On the inflation front, it said inflation likely to remain benign, with average CPI inflation projected at 2.1% in FY26. With low base of FY26, CPI inflation is expected to average 4% in FY27. It noted that 75% of the items in the CPI basket witnessing inflation below 4%, thereby implying broad-based moderation in inflation. It further expects that the Centre will be able to bring down the debt to around 50 (+/-1) % by the end of FY31 from the estimated 56.1% in FY25. It noted that the Government may go little slower on fiscal consolidation, with the fiscal deficit to GDP likely to be budgeted at 4.2-4.3% in FY27. With strong growth in order book of capital good companies, it said the country’s CAPEX cycle is screening early signs of revival. Foreign investors are also making a note of the country’s growth opportunity, getting reflected in a jump in gross FDI inflows into the country, especially in the new age sectors like EV, renewables, electronics, data centre and AI infrastructure. 
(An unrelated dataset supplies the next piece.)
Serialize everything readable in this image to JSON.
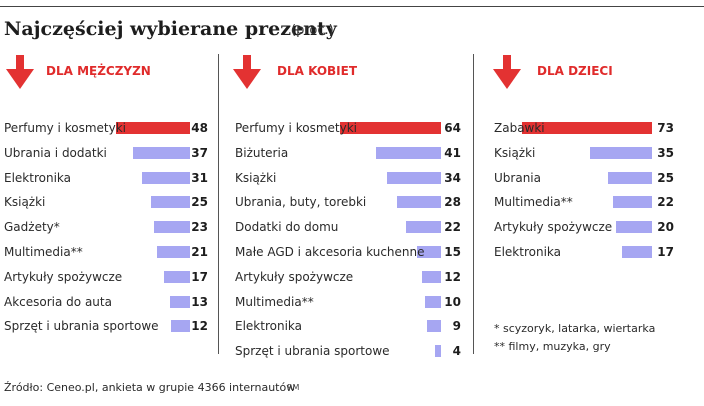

On exports front, it highlights that India’s shipments to the US have seen a decline across most category, following the imposition of 50% US reciprocal tariffs from end-Aug. Labour-intensive sectors such as gems and jewellery, textiles and ready-made garments showed a sharp contraction in exports in Sep-Oct. On other hand, market shares for UAE and Hong Kong have risen in India’s gems & jewellery exports, while UAE and China have gained share in India’s textile exports. It estimated India’s goods exports to contract by around 1% in FY26 as against a growth of 0.1% in FY25. It highlighted that the encouraging performance in services exports is likely to continue with a projected growth of 8.5% in FY26 against 13.6% in FY25.

The CNX Nifty is currently trading at 25740.75, down by 77.80 points or 0.30% after trading in a range of 25726.30 and 25827.15. There were 10 stocks advancing against 40 stocks declining on the index.

The top gainers on Nifty were Infosys up by 0.91%, Wipro up by 0.80%, Shriram Finance up by 0.57%, ITC up by 0.34% and TCS up by 0.32%. On the flip side, Tata Motors Passenger Vehicles down by 2.22%, Sun Pharma down by 2.00%, Mahindra & Mahindra down by 1.87%, Bajaj Auto down by 1.54% and Eicher Motors down by 1.37% were the top losers.

Asian markets are trading mostly in red; Nikkei 225 slipped 595.28 points or 1.22% to 48,917.00, Taiwan Weighted lost 161.01 points or 0.59% to 27,364.16, Hang Seng declined 114.78 points or 0.45% to 25,354.00, KOSPI dropped 74.37 points or 1.87% to 3,982.04, Jakarta Composite fell 9.06 points or 0.1% to 8,668.29 and Straits Times was down by 8.94 points or 0.2% to 4,566.54, while Shanghai Composite was up by 6.12 points or 0.16% to 3,876.40.